Earlier in 2013 we saw something that will create serious issues down the road. The Federal Reserve’s balance sheet seemed to be clearly on its way to $4 trillion in assets. Our projection was that it would likely hit the $4 trillion mark by the end of 2013, and that has now occurred on a daily and week-ending balance basis.
The Federal Reserve’s reported balance sheet for the week ending December 25, 2013, was at $4.071 trillion, and the balance on December 25 was $4.074 trillion. A $10 billion per month of tapering will only slow down the growth of the Fed’s balance sheet. Meanwhile, the balance sheet can continue to grow and grow. It can grow even if the Fed cuts its bond buying in half.
Some $3.759 trillion are of securities held outright. Of that, some $2.204 trillion is held in U.S. Treasury securities. Another $1.497 trillion is held in mortgage securities.
Now go back to before the recession and look at the chart from the Federal Reserve below. This had been handily under $1 trillion before the recession and the bank bailouts. It screamed higher in 2008 and 2009 as the Fed and powers that be raced to save the banks and the financial system.
Through the start of 2011, the balance managed to remain less than $2.5 trillion, and the balance sheet remained under $3 trillion until the start of 2013. Now the $4 trillion mark has been hit due to the $85 billion per month of bond buying.
Maybe politicians in favor of quantitative easing will claim through time that the percentage gains from one inflection point to the next were on par with gains around other woes, but the problem now is that a few hundred billion dollars has turned into a few trillion dollars.
Very few people can predict how this balance sheet growth is going to end. Even predicting how the markets will treat the ending is a coin toss. Some fear hyperinflation. Some fear deflation.
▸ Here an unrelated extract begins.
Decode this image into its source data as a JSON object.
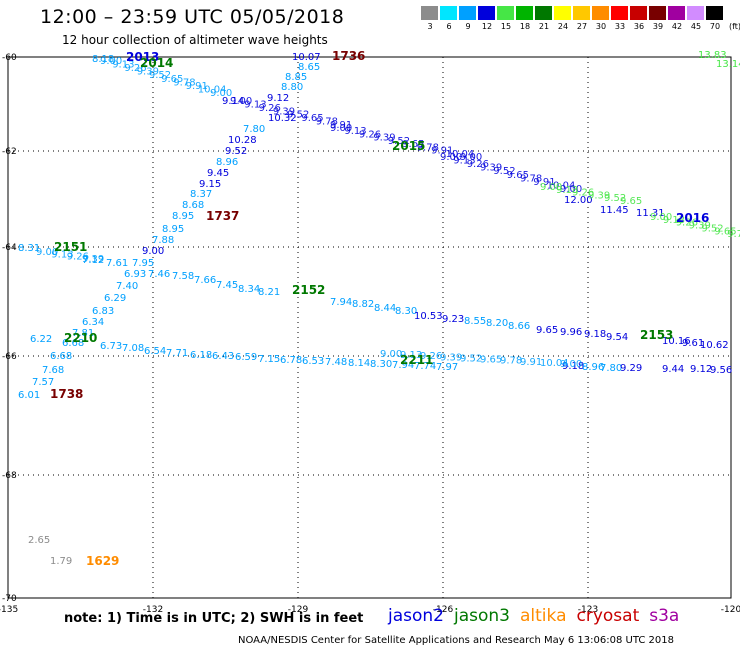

Our own take on how the Fed balance sheet growth will end is a scenario that may not yet be legal. That does not mean that laws are broken, but the rules and methods governing them simply do not yet exist.
Stay tuned. This is no longer just your kids’ futures and the financial future of your grandchildren at stake. At some point someone with enough clout somewhere is going to realize that $4 trillion (or $5 trillion in 2014 or 2015) is actually a serious pile of assets that cannot be dealt with in a rapid manner.
The markets consider Janet Yellen a severe dove. She is on track to succeed Ben Bernanke as the chairman of the Federal Reserve. What she will do with the balance sheet is anybody’s guess.